In primo luogo perché sono combattenti formidabili, cosa che abbiamo verificato facendo riscontri incrociati. E poi per la storia e le motivazioni che ciascuno di essi ha alle spalle. Molto differenti in partenza, anche se poi convergono: Karim si batte per un un ordine nuovo di tipo socialista; Joshua contro quello che reputa il Male assoluto cercando, da ex militare professionista, il gruppo che meglio lotta sul campo; Rafael non ha motivazioni ideologiche precise, solo la convinzione di doversi impegnare personalmente, anche se poi riscopre le proprie radici.

 

Tre autori dichiaratamente pacifisti che raccontano la guerra…

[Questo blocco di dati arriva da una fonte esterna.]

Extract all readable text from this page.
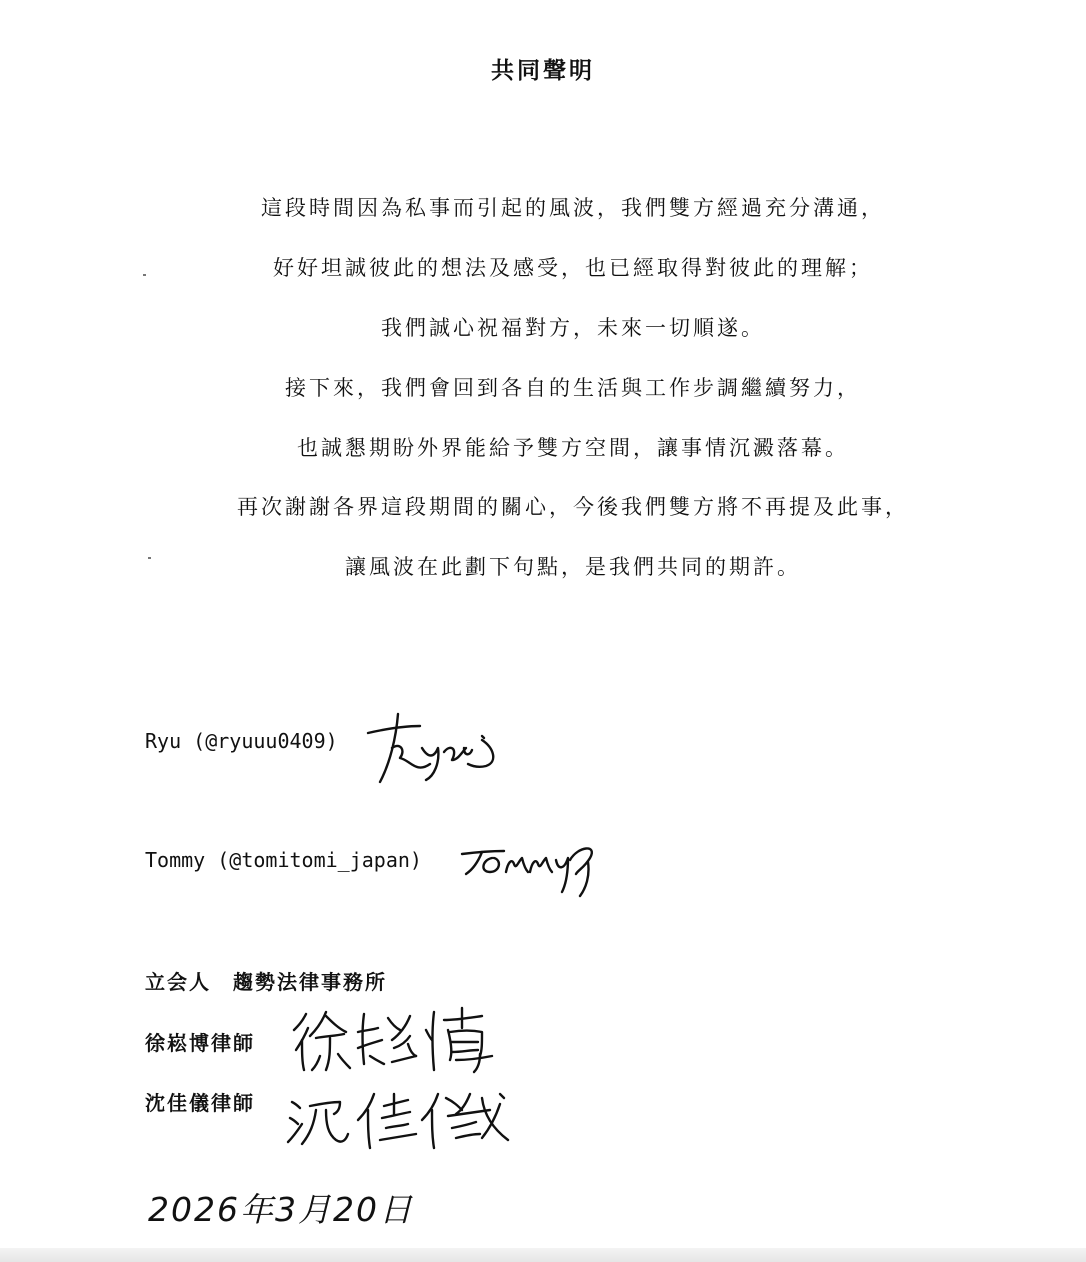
共同聲明
這段時間因為私事而引起的風波，我們雙方經過充分溝通，
好好坦誠彼此的想法及感受，也已經取得對彼此的理解；
我們誠心祝福對方，未來一切順遂。
接下來，我們會回到各自的生活與工作步調繼續努力，
也誠懇期盼外界能給予雙方空間，讓事情沉澱落幕。
再次謝謝各界這段期間的關心，今後我們雙方將不再提及此事，
讓風波在此劃下句點，是我們共同的期許。
Ryu (@ryuuu0409)
Tommy (@tomitomi_japan)
立会人　趨勢法律事務所
徐崧博律師
沈佳儀律師
2026年3月20日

Abbiamo cercato di farlo nella maniera più oggettiva possibile, senza esprimere giudizi sulle singole scelte intraprese dai protagonisti. Ma è indubbio che le posizioni in campo sono davvero molto diverse. L’esperienza diretta al fronte muta nei tre la percezione della guerra come l’avevano conosciuta dalle cronache giornalistiche e televisive.

 

A voi che ne avete indagato le dinamiche a freddo, è successo lo stesso?

Si è confermata una sensazione, che per Benedetta Argentieri era in realtà già una certezza in attesa di riscontri. Ovvero, che dentro quel ginepraio di finanziamenti occulti, fondamentalismo e incredibile moltiplicazione di gruppi combattenti che è il conflitto siriano – con tutti gli Stati che restano dietro le quinte (ad eccezione della Russia) – l’unica realtà che lotta con obbiettivi chiari e comprensibili sono proprio i curdi dell’YPG, sospinti da motivazioni democratiche, laiche, liberali. È la sensibilità che dovrebbe essere piu vicina all’idea occidentale, che dovrebbe dunque trovare nel mondo democratico un appoggio convinto; e invece da noi non se ne sa quasi nulla.